Just one week to the day earlier, 10-year old Jobe Kan had been run down and critically injured by a reckless driver at 84th Street and Fort Hamilton Parkway, where the rally took place.
Kan, who attends P.S. 231, underwent surgery for a fractured jaw and suffered other facial injuries. As a result, Kan will require physical therapy, cosmetic surgery, and additional surgeries as he grows.
But such accidents can be prevented easily, said Maureen Landers, the co-founder of Bay Ridge Advocates Keeping Everyone Safe (BRAKES).
“People continue to make illegal U-turns; failure to yield is rampant,” said Landers, who said she has seen very little behavioral change since she was hit by a car in 2009 while walking with a stroller inside a crosswalk. “We’d like to see real change come to this neighborhood. Without enforcement there will be no change. I believe Bay Ridge has been neglected for street redesigns. We like our cars in Bay Ridge.”

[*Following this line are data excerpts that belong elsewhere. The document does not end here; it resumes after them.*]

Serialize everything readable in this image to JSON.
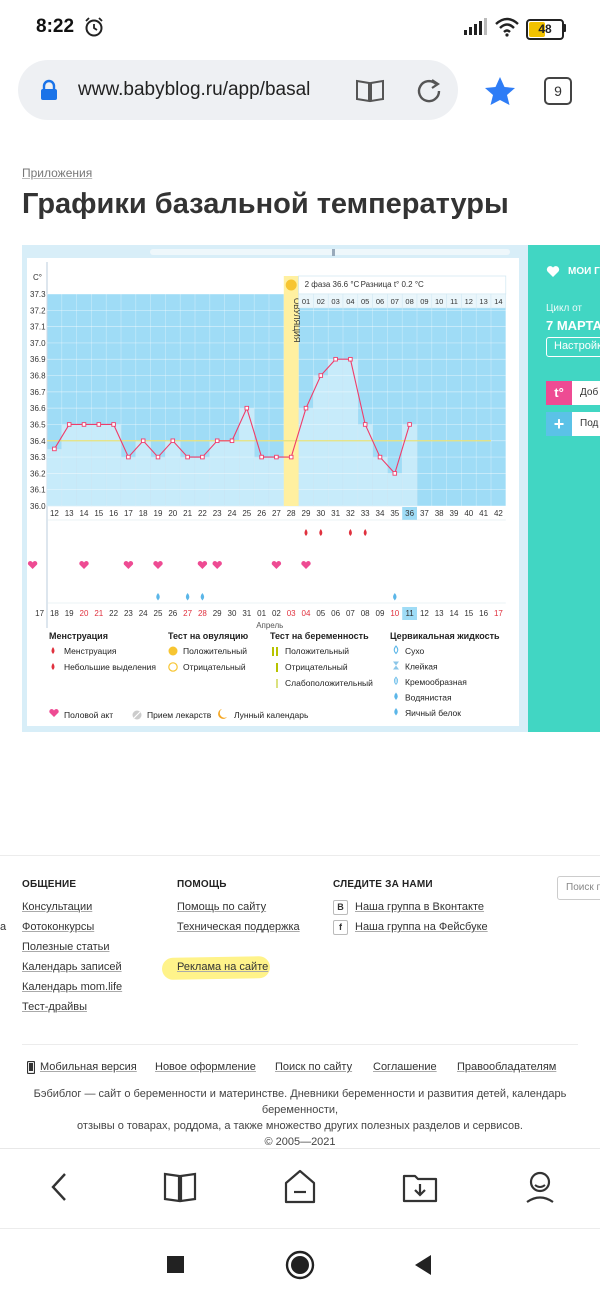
{
  "status": {
    "time": "8:22",
    "battery": "48"
  },
  "browser": {
    "url": "www.babyblog.ru/app/basal",
    "tab_count": "9"
  },
  "page": {
    "breadcrumb": "Приложения",
    "title": "Графики базальной температуры"
  },
  "chart_header": {
    "ovulation_label": "ОВУЛЯЦИЯ",
    "phase2": "2 фаза 36.6 °С",
    "diff": "Разница t° 0.2 °С"
  },
  "chart_data": {
    "type": "line",
    "y_unit": "С°",
    "ylim": [
      36.0,
      37.3
    ],
    "y_ticks": [
      "37.3",
      "37.2",
      "37.1",
      "37.0",
      "36.9",
      "36.8",
      "36.7",
      "36.6",
      "36.5",
      "36.4",
      "36.3",
      "36.2",
      "36.1",
      "36.0"
    ],
    "day_labels": [
      "12",
      "13",
      "14",
      "15",
      "16",
      "17",
      "18",
      "19",
      "20",
      "21",
      "22",
      "23",
      "24",
      "25",
      "26",
      "27",
      "28",
      "29",
      "30",
      "31",
      "32",
      "33",
      "34",
      "35",
      "36",
      "37",
      "38",
      "39",
      "40",
      "41",
      "42"
    ],
    "temperatures": [
      36.35,
      36.5,
      36.5,
      36.5,
      36.5,
      36.3,
      36.4,
      36.3,
      36.4,
      36.3,
      36.3,
      36.4,
      36.4,
      36.6,
      36.3,
      36.3,
      36.3,
      36.6,
      36.8,
      36.9,
      36.9,
      36.5,
      36.3,
      36.2,
      36.5
    ],
    "coverline": 36.4,
    "ovulation_day": "28",
    "phase2_days": [
      "01",
      "02",
      "03",
      "04",
      "05",
      "06",
      "07",
      "08",
      "09",
      "10",
      "11",
      "12",
      "13",
      "14"
    ],
    "date_labels": [
      "17",
      "18",
      "19",
      "20",
      "21",
      "22",
      "23",
      "24",
      "25",
      "26",
      "27",
      "28",
      "29",
      "30",
      "31",
      "01",
      "02",
      "03",
      "04",
      "05",
      "06",
      "07",
      "08",
      "09",
      "10",
      "11",
      "12",
      "13",
      "14",
      "15",
      "16",
      "17"
    ],
    "month_label": "Апрель",
    "current_day": "36",
    "current_date": "11"
  },
  "legend": {
    "menstruation": {
      "title": "Менструация",
      "items": [
        "Менструация",
        "Небольшие выделения"
      ]
    },
    "ovulation_test": {
      "title": "Тест на овуляцию",
      "items": [
        "Положительный",
        "Отрицательный"
      ]
    },
    "pregnancy_test": {
      "title": "Тест на беременность",
      "items": [
        "Положительный",
        "Отрицательный",
        "Слабоположительный"
      ]
    },
    "cervical": {
      "title": "Цервикальная жидкость",
      "items": [
        "Сухо",
        "Клейкая",
        "Кремообразная",
        "Водянистая",
        "Яичный белок"
      ]
    },
    "other": [
      "Половой акт",
      "Прием лекарств",
      "Лунный календарь"
    ]
  },
  "side_panel": {
    "title": "МОИ ГР",
    "cycle_label": "Цикл от",
    "cycle_date": "7 МАРТА",
    "settings_button": "Настройк",
    "add_temp": "Доб",
    "add_other": "Под"
  },
  "footer": {
    "col1": {
      "title": "ОБЩЕНИЕ",
      "links": [
        "Консультации",
        "Фотоконкурсы",
        "Полезные статьи",
        "Календарь записей",
        "Календарь mom.life",
        "Тест-драйвы"
      ]
    },
    "col2": {
      "title": "ПОМОЩЬ",
      "links": [
        "Помощь по сайту",
        "Техническая поддержка",
        "Реклама на сайте"
      ]
    },
    "col3": {
      "title": "СЛЕДИТЕ ЗА НАМИ",
      "links": [
        "Наша группа в Вконтакте",
        "Наша группа на Фейсбуке"
      ]
    },
    "search_placeholder": "Поиск п",
    "left_clip": "а",
    "bottom_links": [
      "Мобильная версия",
      "Новое оформление",
      "Поиск по сайту",
      "Соглашение",
      "Правообладателям"
    ],
    "description_1": "Бэбиблог — сайт о беременности и материнстве. Дневники беременности и развития детей, календарь беременности,",
    "description_2": "отзывы о товарах, роддома, а также множество других полезных разделов и сервисов.",
    "copyright": "© 2005—2021"
  },
  "colors": {
    "accent": "#41d6c3",
    "chart_bg": "#9fdcf6",
    "bar": "#c7ebfa",
    "line": "#f03c6a",
    "ovulation": "#fff0a0",
    "highlight": "#fff38a"
  }
}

Well, not pedestrians, of course.
“Having two-ton, oil-demanding death machines on the streets impacts our safety,” said Lila Kocieniewski, 14, who told the Eagle that she came to the rally because she felt the streets in Bay Ridge were too dangerous. “We need more speed limits, more security cameras and more walkways.”
Editor’s note: The Brooklyn Eagle identifies Simcha Felder as “D?R-Borough Park” because he was elected as a Democrat, but caucuses with the Republicans, giving the GOP control of the state Senate.